Ron Briggs has represented District 4 as El Dorado County Supervisor for nearly eight years. District 4 includes the Georgetown Divide area, Coloma and north county. His term ends Jan. 1, 2015. He is currently a candidate for El Dorado County Treasurer-Tax Collector challenging seven-term incumbent C.L. Raffety, CPA.
Reached by phone Wednesday morning, Briggs acknowledged that “It’s not an easy thing, and it’s an involved story.”
“There are quite a few legal avenues to explore before (the scheduled sale date). But I’m worried, yes,” he said.
Z&B Ranch, a Certified Organic Farm, is on about 42 acres and includes the family’s home, a barn and farm structures, he explained. Documents from the county Assessor’s Office show a 6,900-square-foot, four-bedroom, five-bathroom house built in 1998. The supervisor’s son Alex owns an additional 13 acres and manages the farm operations. Briggs’s parents live on an adjoining 47 acres. John Briggs, the supervisor’s father, is a former California assemblyman and state senator.

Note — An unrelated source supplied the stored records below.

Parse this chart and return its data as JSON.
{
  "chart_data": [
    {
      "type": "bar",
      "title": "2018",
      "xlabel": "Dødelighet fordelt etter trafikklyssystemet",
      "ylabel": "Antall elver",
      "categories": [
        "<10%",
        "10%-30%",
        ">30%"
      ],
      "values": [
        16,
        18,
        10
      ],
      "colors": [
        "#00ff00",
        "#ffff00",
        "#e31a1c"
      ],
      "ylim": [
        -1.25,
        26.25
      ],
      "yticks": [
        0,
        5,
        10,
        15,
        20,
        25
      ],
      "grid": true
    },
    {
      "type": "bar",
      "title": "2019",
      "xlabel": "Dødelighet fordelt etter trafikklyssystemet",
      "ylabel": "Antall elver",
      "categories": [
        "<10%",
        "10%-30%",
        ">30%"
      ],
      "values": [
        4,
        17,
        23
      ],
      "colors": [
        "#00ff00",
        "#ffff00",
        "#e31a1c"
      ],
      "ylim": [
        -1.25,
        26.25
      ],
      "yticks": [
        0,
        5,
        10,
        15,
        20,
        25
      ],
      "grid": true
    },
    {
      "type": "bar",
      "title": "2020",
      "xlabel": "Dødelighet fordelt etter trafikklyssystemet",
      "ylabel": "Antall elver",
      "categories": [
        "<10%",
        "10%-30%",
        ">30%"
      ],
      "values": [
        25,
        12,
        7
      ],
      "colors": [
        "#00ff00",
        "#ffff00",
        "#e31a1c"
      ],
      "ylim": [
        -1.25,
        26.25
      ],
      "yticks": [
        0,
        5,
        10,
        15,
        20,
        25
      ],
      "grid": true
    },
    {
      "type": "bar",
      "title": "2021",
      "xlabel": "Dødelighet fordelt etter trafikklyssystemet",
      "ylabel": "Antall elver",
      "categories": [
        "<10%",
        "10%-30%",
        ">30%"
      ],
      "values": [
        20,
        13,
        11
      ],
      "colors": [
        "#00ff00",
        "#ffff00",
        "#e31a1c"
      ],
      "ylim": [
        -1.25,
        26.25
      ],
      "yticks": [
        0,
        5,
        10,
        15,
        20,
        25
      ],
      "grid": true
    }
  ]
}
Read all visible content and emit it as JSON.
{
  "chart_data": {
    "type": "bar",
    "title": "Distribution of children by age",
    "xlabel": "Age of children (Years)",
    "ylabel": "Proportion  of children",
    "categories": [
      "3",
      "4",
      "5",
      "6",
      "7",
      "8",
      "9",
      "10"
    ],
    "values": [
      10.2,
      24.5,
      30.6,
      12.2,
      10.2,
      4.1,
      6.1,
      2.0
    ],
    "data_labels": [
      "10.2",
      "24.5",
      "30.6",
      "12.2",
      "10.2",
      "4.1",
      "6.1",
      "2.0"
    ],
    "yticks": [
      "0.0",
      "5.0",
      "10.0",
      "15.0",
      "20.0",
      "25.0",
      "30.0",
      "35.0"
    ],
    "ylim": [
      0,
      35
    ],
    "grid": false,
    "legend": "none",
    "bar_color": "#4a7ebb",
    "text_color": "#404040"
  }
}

Considering next Tuesday’s election, Briggs said he hoped the issue would not be politicized between now and then. He added that he would have “no further comment” at this time.
Briggs has lost several investment properties to default within the past two years. In an unpublished interview last year, he acknowledged that his family had gotten in over their heads financially back before the recession began when the local economy was thriving.